Depuis le lancement de l'opération militaire américano-israélienne en Iran le 28 février dernier, les réseaux sociaux de la Maison-Blanche ont été envahis par des montages audacieux qui mêlent bombardements et références de la culture populaire. Cette approche, qualifiée de “divertissement macho” par The New York Times, vise à engager un public jeune et masculin, souvent en désaccord avec l’intervenir sur la scène internationale.

Les vidéos, caractérisées par leur faible budget et leur rythme effréné, servent de vitrine à l’opération surnommée “Fureur épique”. Selon The Guardian, une enquête récente de NPR/PBS/Marist a révélé que seulement 36 % des Américains soutiennent la manière dont Trump gère la guerre.

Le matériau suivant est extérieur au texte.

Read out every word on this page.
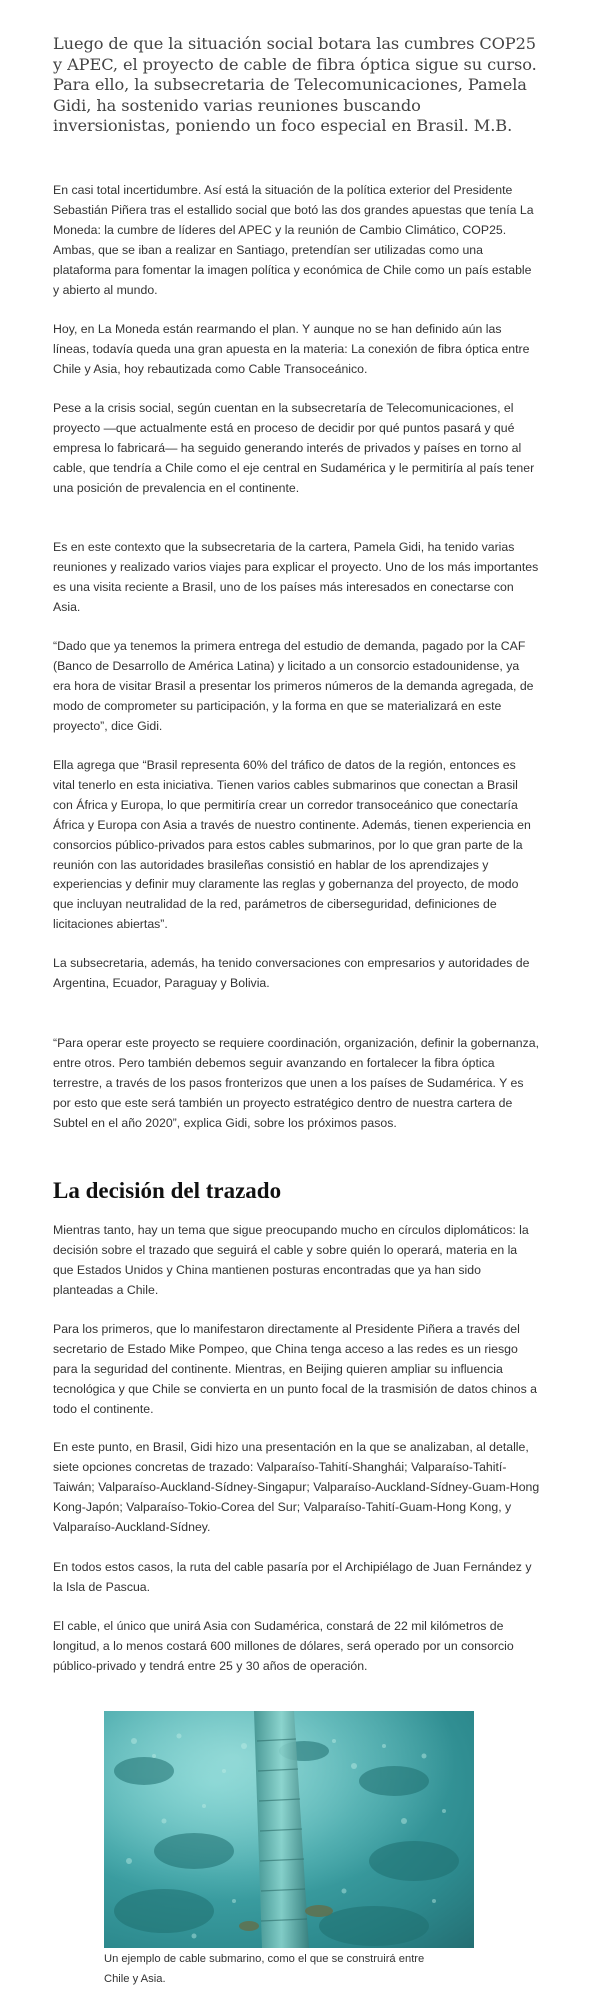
Luego de que la situación social botara las cumbres COP25 y APEC, el proyecto de cable de fibra óptica sigue su curso. Para ello, la subsecretaria de Telecomunicaciones, Pamela Gidi, ha sostenido varias reuniones buscando inversionistas, poniendo un foco especial en Brasil. M.B.

En casi total incertidumbre. Así está la situación de la política exterior del Presidente Sebastián Piñera tras el estallido social que botó las dos grandes apuestas que tenía La Moneda: la cumbre de líderes del APEC y la reunión de Cambio Climático, COP25. Ambas, que se iban a realizar en Santiago, pretendían ser utilizadas como una plataforma para fomentar la imagen política y económica de Chile como un país estable y abierto al mundo.

Hoy, en La Moneda están rearmando el plan. Y aunque no se han definido aún las líneas, todavía queda una gran apuesta en la materia: La conexión de fibra óptica entre Chile y Asia, hoy rebautizada como Cable Transoceánico.

Pese a la crisis social, según cuentan en la subsecretaría de Telecomunicaciones, el proyecto —que actualmente está en proceso de decidir por qué puntos pasará y qué empresa lo fabricará— ha seguido generando interés de privados y países en torno al cable, que tendría a Chile como el eje central en Sudamérica y le permitiría al país tener una posición de prevalencia en el continente.

Es en este contexto que la subsecretaria de la cartera, Pamela Gidi, ha tenido varias reuniones y realizado varios viajes para explicar el proyecto. Uno de los más importantes es una visita reciente a Brasil, uno de los países más interesados en conectarse con Asia.

“Dado que ya tenemos la primera entrega del estudio de demanda, pagado por la CAF (Banco de Desarrollo de América Latina) y licitado a un consorcio estadounidense, ya era hora de visitar Brasil a presentar los primeros números de la demanda agregada, de modo de comprometer su participación, y la forma en que se materializará en este proyecto”, dice Gidi.

Ella agrega que “Brasil representa 60% del tráfico de datos de la región, entonces es vital tenerlo en esta iniciativa. Tienen varios cables submarinos que conectan a Brasil con África y Europa, lo que permitiría crear un corredor transoceánico que conectaría África y Europa con Asia a través de nuestro continente. Además, tienen experiencia en consorcios público-privados para estos cables submarinos, por lo que gran parte de la reunión con las autoridades brasileñas consistió en hablar de los aprendizajes y experiencias y definir muy claramente las reglas y gobernanza del proyecto, de modo que incluyan neutralidad de la red, parámetros de ciberseguridad, definiciones de licitaciones abiertas”.

La subsecretaria, además, ha tenido conversaciones con empresarios y autoridades de Argentina, Ecuador, Paraguay y Bolivia.

“Para operar este proyecto se requiere coordinación, organización, definir la gobernanza, entre otros. Pero también debemos seguir avanzando en fortalecer la fibra óptica terrestre, a través de los pasos fronterizos que unen a los países de Sudamérica. Y es por esto que este será también un proyecto estratégico dentro de nuestra cartera de Subtel en el año 2020”, explica Gidi, sobre los próximos pasos.

La decisión del trazado

Mientras tanto, hay un tema que sigue preocupando mucho en círculos diplomáticos: la decisión sobre el trazado que seguirá el cable y sobre quién lo operará, materia en la que Estados Unidos y China mantienen posturas encontradas que ya han sido planteadas a Chile.

Para los primeros, que lo manifestaron directamente al Presidente Piñera a través del secretario de Estado Mike Pompeo, que China tenga acceso a las redes es un riesgo para la seguridad del continente. Mientras, en Beijing quieren ampliar su influencia tecnológica y que Chile se convierta en un punto focal de la trasmisión de datos chinos a todo el continente.

En este punto, en Brasil, Gidi hizo una presentación en la que se analizaban, al detalle, siete opciones concretas de trazado: Valparaíso-Tahití-Shanghái; Valparaíso-Tahití-Taiwán; Valparaíso-Auckland-Sídney-Singapur; Valparaíso-Auckland-Sídney-Guam-Hong Kong-Japón; Valparaíso-Tokio-Corea del Sur; Valparaíso-Tahití-Guam-Hong Kong, y Valparaíso-Auckland-Sídney.

En todos estos casos, la ruta del cable pasaría por el Archipiélago de Juan Fernández y la Isla de Pascua.

El cable, el único que unirá Asia con Sudamérica, constará de 22 mil kilómetros de longitud, a lo menos costará 600 millones de dólares, será operado por un consorcio público-privado y tendrá entre 25 y 30 años de operación.

Un ejemplo de cable submarino, como el que se construirá entre Chile y Asia.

Icônes culturelles et déshumanisation

Ce choix de communication s'ancre dans une stratégie ciblant un segment de la nouvelle droite qui, bien que réticent à l'interventionnisme, se retrouve captivé par les figures emblématiques de la puissance masculine. Des personnages tels que Walter White de Breaking Bad et Superman sont mis en avant pour symboliser des idéaux de domination, comme le note The New York Times.

Des clips tirés de jeux vidéo, notamment Call of Duty, sont également intégrés pour réduire la guerre à un simple jeu, facilitant ainsi sa déshumanisation. The Independent commente cette pratique, soulignant que cela contribue à obscurcir les réalités des conflits. Par ailleurs, Politico révèle que certains acteurs, tels que Ben Stiller et Steve Downes, se sont élevés contre l'utilisation non autorisée de leurs images dans ces montages.

Cette stratégie suscite également des réserves au sein même des milieux militaires américains, où de nombreux anciens responsables expriment leur méfiance face à cette interprétation de la guerre, jugeant ces vidéos insuffisantes pour rendre compte de la gravité de la situation.